Похоже, мои слова несколько отрезвили его. Он сказал:
— Нет, тебя пора увозить отсюда немедленно!
— Значит, ты считаешь, что я правильно поступила, вернувшись в свое время? — выпалила я вдруг.
— Этого я не говорил. Но ты уже вернулась. И теперь не стоит менять свое решение. Поздно.
— Я знаю, — пролепетала я и, подумав, произнесла уже громче:
— В таком случае, вот тебе и мой совет. Сейчас тебе надо возвратиться домой. Завтра ты встретишься с археологами и обсудишь перспективы вашей совместной работы. В Москве ты официально оформишь свою поездку как командировку.
— Но я должен убедиться, по крайней
— Но ты сам сказал, что если она там, она — там, а если нет, то…
— Но я уже выдал ее местонахождение…
— Молиносам? Рахманову? — расхохоталась я. — Они, по-твоему, побегут завтра ковырять стены подземелья, или пол, или потолок? И потом, брат, тебе, что, нужна слава?
— Да при чем тут слава? — отмахнулся Коля. — Мне нужно самому вскрыть святилище, и самому найти там святыню, и самому начать работу по ее расшифровке. Это мне просто необходимо для себя, как воздух! И еще я, видимо, несу за нее ответственность перед лицом тысячелетия.

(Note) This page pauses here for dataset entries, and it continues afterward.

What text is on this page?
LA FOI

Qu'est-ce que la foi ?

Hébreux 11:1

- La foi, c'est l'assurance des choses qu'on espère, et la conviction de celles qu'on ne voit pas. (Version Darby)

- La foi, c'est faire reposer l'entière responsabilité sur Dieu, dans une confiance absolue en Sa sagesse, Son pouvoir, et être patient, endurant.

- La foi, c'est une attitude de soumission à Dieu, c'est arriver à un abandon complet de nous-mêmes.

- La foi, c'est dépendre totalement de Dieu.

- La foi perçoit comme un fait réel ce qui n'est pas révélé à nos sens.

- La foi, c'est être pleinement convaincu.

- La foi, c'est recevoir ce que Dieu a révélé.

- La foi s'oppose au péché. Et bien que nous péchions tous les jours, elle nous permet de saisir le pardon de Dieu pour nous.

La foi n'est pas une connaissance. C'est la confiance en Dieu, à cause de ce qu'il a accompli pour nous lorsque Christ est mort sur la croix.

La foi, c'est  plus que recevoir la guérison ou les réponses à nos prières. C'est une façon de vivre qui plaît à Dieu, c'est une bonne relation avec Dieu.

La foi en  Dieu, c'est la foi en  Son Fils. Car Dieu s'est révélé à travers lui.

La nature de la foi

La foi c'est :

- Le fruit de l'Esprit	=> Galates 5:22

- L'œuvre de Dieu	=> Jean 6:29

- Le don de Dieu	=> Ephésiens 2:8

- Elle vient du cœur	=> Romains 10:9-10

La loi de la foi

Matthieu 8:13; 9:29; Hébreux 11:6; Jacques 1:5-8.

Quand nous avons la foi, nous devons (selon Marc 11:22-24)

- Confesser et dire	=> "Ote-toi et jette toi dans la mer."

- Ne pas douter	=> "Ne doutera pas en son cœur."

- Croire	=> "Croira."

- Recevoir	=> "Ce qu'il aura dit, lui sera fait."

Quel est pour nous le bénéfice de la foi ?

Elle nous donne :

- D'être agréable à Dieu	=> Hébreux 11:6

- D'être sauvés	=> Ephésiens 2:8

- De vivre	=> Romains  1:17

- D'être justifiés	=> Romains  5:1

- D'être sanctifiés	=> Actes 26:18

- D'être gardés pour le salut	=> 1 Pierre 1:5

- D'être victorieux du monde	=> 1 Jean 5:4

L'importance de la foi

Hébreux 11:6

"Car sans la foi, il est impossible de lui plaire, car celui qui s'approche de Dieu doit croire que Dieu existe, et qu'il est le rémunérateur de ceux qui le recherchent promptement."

— Да, я понимаю тебя, — сказала я.
— Спасибо.
— Но все равно сначала надо возвратиться в Москву, — произнесла я с мягкой настойчивостью.
— Наверное, ты права, — смирился он. — Извини, что отвлек. Отдыхай.
И я осталась одна. Несколько минут переживала я разговор с братом. Я и понимала его, и осуждала. С детства наблюдая его увлечение Тартессом, я осознавала, что он стоял сейчас на пороге нового этапа своей жизни, который, возможно, приведет его к научному открытию и к осуществлению своих детских устремлений. Однако, жена и родители два месяца оплакивали его как пропавшего без вести, то отчаиваясь, то обретая надежду. Мечта в такой ситуации могла немного подождать! Отношения с близкими все же были превыше всего!
Придя к такому выводу, я бросилась к своему рюкзаку, свидетелю моих приключений в одиннадцатом веке. Рукопись являлась для меня теперь не просто древним документом. Она стала для меня посланием от любимого.
Манускрипт оказался на месте, но я все же опасалась, что что-нибудь мне еще не позволено знать. Дрожащими от волнения руками я начала листать его. Текст четкими печатными буквами чернел на белоснежных страницах. Я пробегала глазами то, что мне уже известно. Подробнее я буду читать и неоднократно перечитывать его потом. Сейчас мне необходимо знать, что со Святогором, как он, чем занимается после моего ухода. Ага, вот оно!
"Врата времени имели силу, подтверждая могущество Всевышнего и узость взгляда нашего на вещи в этом мире. И покинули меня друзья мои, пришедшие в наше столетие из будущего столь далекого, что воображение человека, устремленного в грядущее, охватить его неспособно. Друзья, мои спутники надежные и верные в уже описанном мною путешествии, полном опасностей, прошли сквозь врата загадочные в свой мир. Мне же остались лишь воспоминания.
И я вдруг остро ощутил тоску по стране своей, далекой и холодной. И не однажды я подумывал о возвращении домой. Теперь же родичи мои из будущего, меня покинули, я ощутил, что надобно мне отыскать пути на землю родную, с детства оплакиваемую. Тогда я ближе окажусь к друзьям моим не во времени, так в пространстве.